El aroma del verano

Columna de Margarita García-Galán

Bajo la luz azulísima de una mañana de sol, recorro el camino de arena que dibuja en la playa un ventilado y distraído espacio para pa­sear. Deportistas, cami­­­nan­­- tes solos o acompañados rec­orren la apetecible ve­reda de tierra que huele a mar. El sol calienta, la brisa refresca y me acompaña el vaivén de las olas y un aleteo de gaviotas que pone música al relajante paseo. Cuando se acerca el 21 de junio, el aroma del verano lo envuelve todo.

Dicen que los olores son los recuerdos que más tiem­­po permanecen. La me­moria olfativa es capaz de guardar en nuestro ce­rebro un aroma que, al evocarlo, nos traslada al lugar o momento en que lo olimos por primera vez. Mi memoria guarda algunos aromas que me llevan en volandas a momentos pre­cisos de veranos lejanos que se conservan intactos en esos olores diversos que los mantienen vivos. Re­cuerdo siempre que, hace ya muchos años, en un jardín familiar cercano a este mar que frecuento, me acerqué a una menta fron­­dosa que llenaba de verdes una encalada pared. Cogí una hoja, cerré los ojos y aspiré su aroma, y ese olor me llevó, de inmediato, traspasando la barrera del tiempo, a una casita entre pinares junto a un ria­chuelo cristalino donde su dueño, mi padrino, en­fria­ba una limonada recién hecha que había preparado para nosotros. Recuerdo có­mo estrujaba los limones con un vaso pequeño en un barreño de zinc que luego ponía a enfriar en el riachuelo; la musiquilla del agua suena en mis oídos con la nitidez del recuerdo vivo envuelto en el aroma de esa menta olorosa que crecía en su orilla y per­fu­maba la tarde de verano entre viandas sencillas de pueblo, aderezadas con la sal y la pimienta de la entrañable charla familiar. El aroma de esa menta de sierras lejanas, que crece a orillas del mar sin sentirse extranjera, me llevó a ‘Venero blanco’ y me sentó junto a una mesa de ma­dera vieja debajo de un man­zano y una parra que prestaban su sombra al gratísimo momento fami­liar. Lo vi todo, mi memoria olfativa me llevó a vivir de nuevo ese día de agosto de infancia como si estuviera otra vez allí. “¿Quieres más limonada, niña? Está muy fresquita”. 

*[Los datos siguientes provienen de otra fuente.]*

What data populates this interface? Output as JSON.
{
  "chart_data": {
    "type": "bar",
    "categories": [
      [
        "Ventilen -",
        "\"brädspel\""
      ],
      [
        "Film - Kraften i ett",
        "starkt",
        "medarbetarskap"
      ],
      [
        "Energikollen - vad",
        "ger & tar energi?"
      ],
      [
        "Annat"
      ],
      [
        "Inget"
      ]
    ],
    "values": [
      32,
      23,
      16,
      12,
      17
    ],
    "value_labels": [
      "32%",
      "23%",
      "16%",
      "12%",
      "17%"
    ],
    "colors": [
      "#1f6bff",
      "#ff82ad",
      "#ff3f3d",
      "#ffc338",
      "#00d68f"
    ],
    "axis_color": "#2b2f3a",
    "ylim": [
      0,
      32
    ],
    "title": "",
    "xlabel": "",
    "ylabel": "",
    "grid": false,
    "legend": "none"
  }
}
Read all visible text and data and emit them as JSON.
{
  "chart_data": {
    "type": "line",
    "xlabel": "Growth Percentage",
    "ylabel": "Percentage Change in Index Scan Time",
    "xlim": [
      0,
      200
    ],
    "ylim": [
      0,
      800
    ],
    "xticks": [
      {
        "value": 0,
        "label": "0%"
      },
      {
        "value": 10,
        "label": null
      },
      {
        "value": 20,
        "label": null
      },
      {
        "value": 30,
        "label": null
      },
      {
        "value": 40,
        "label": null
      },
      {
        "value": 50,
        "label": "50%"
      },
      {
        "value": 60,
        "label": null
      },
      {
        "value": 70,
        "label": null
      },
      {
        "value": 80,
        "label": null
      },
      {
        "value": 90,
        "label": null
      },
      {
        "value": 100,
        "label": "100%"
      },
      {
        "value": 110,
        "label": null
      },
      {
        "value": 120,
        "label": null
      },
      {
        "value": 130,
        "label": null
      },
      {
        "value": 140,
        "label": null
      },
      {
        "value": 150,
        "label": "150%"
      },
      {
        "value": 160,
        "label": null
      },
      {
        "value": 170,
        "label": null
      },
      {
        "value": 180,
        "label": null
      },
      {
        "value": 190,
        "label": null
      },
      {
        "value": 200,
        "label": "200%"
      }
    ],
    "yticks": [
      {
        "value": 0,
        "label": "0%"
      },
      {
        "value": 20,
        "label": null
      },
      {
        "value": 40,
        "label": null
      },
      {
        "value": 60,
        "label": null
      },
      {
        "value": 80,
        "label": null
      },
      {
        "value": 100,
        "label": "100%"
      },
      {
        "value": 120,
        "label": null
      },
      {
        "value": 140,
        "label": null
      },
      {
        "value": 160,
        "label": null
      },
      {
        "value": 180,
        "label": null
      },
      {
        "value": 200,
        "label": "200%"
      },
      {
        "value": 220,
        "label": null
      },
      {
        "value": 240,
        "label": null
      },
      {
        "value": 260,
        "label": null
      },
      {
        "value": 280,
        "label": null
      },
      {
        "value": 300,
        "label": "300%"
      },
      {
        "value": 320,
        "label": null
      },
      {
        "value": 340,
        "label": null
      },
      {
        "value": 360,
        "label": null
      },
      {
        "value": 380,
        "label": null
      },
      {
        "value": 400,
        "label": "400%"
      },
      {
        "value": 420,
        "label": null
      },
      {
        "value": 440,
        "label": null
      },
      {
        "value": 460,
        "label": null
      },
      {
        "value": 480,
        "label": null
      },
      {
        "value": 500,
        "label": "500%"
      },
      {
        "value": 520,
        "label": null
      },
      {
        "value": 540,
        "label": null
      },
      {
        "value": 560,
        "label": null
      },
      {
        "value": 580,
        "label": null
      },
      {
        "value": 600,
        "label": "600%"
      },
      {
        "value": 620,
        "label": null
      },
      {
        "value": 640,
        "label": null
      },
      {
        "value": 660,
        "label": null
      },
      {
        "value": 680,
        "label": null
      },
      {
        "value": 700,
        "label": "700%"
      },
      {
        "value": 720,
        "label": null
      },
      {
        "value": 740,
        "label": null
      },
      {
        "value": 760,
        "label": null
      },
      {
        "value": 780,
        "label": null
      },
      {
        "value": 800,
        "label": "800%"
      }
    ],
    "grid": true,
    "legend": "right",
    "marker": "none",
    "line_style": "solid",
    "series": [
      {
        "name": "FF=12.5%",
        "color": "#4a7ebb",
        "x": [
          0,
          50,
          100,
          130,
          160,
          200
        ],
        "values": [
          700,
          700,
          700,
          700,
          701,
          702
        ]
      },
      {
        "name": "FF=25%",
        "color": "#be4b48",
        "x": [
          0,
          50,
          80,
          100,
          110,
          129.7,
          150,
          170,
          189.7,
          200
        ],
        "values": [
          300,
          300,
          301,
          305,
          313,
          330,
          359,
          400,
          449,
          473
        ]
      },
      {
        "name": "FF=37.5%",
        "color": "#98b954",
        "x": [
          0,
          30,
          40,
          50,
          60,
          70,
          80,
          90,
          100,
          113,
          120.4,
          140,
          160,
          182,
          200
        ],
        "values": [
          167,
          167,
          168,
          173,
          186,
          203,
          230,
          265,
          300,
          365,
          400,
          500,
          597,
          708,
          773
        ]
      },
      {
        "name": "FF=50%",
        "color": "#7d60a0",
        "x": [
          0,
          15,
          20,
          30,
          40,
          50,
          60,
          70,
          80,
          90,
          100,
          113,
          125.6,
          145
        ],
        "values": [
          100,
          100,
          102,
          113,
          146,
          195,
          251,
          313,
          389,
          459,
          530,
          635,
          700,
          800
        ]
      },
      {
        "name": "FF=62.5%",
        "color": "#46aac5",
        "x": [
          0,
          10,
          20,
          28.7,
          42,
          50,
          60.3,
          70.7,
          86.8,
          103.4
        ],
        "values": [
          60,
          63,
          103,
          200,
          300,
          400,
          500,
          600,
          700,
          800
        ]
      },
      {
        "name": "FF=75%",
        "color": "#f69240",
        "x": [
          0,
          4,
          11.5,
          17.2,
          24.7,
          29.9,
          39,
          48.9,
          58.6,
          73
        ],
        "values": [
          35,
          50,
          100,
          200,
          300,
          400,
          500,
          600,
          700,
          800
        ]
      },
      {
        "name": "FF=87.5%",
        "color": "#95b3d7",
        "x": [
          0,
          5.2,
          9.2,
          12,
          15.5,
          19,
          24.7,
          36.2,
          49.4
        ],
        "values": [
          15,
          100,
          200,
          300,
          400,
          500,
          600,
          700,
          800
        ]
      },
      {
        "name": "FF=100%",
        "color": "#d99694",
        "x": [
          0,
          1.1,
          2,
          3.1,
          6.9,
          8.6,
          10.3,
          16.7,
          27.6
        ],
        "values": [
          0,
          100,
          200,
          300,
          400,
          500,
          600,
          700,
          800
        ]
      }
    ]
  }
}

Patatas revolconas con torreznos en platos de loza antigua, vino casero en po­rrón, pan de pueblo de ese que tanto gustaba al poeta Alcántara y que tanto me gusta a mí. Higos maduros envueltos en hojas de hi­gue­ra en un cesto de mim­bre colgado en una ra­ma del manzano; moras, uvas, cerezas..., un festival de veraniegos sabores mez­clando aromas y sen­­­­sa­­­ciones. Fijándose en mi memoria para siempre.

El aroma del mar que veo ahora también me recuerda momentos de vida vivida que guardo entre la sal y la brea de la brisa marina; se agitan con el poniente y el levante y se conservan jóvenes envejeciendo con­migo al compás de las olas. El aroma del verano junto al mar me lleva sin querer a ese primer encuentro con él. Soplaba el levante, que se llevó mi sombrero y le­van­taba mi falda, y las olas bailaban una danza fre­né­tica que agitaba con fuerza su espuma blanca. Cerré mis sorprendidos ojos para beberme el aire y sentir mejor su música, una mú­si­ca nueva para mí que ima­giné muchas veces en la distancia con el deseo fer­viente de encontrarme con ella, de conocer el mar alguna vez.

Precisamente hoy, cuan­do escribo, se celebra el Día Mundial de los Océanos y veo el hermoso vídeo que me manda un buzo en­tu­siasta que me enseña esos maravillosos fondos ma­ri­nos que le encanta des­cubrir. Lo veo bajo el mar en­tre azules cambiantes, bur­bujas de aire y peces de mil colores sintiendo emo­cionado el sobrecogedor si­lencio, la belleza y la paz increíble de su alrededor. Su memoria olfativa guar­dará, como la mía, esos aromas marinos que lo aco­mpañarán para siempre y le devolverán momentos úni­cos, inolvidables, de esos gratificantes paseos bajo el mar.

Por la vereda de arena sigo andando, distraída, relajada, reviviendo mo­mentos que me devuelve el aire que respiro. El aroma del verano me oxigena el alma.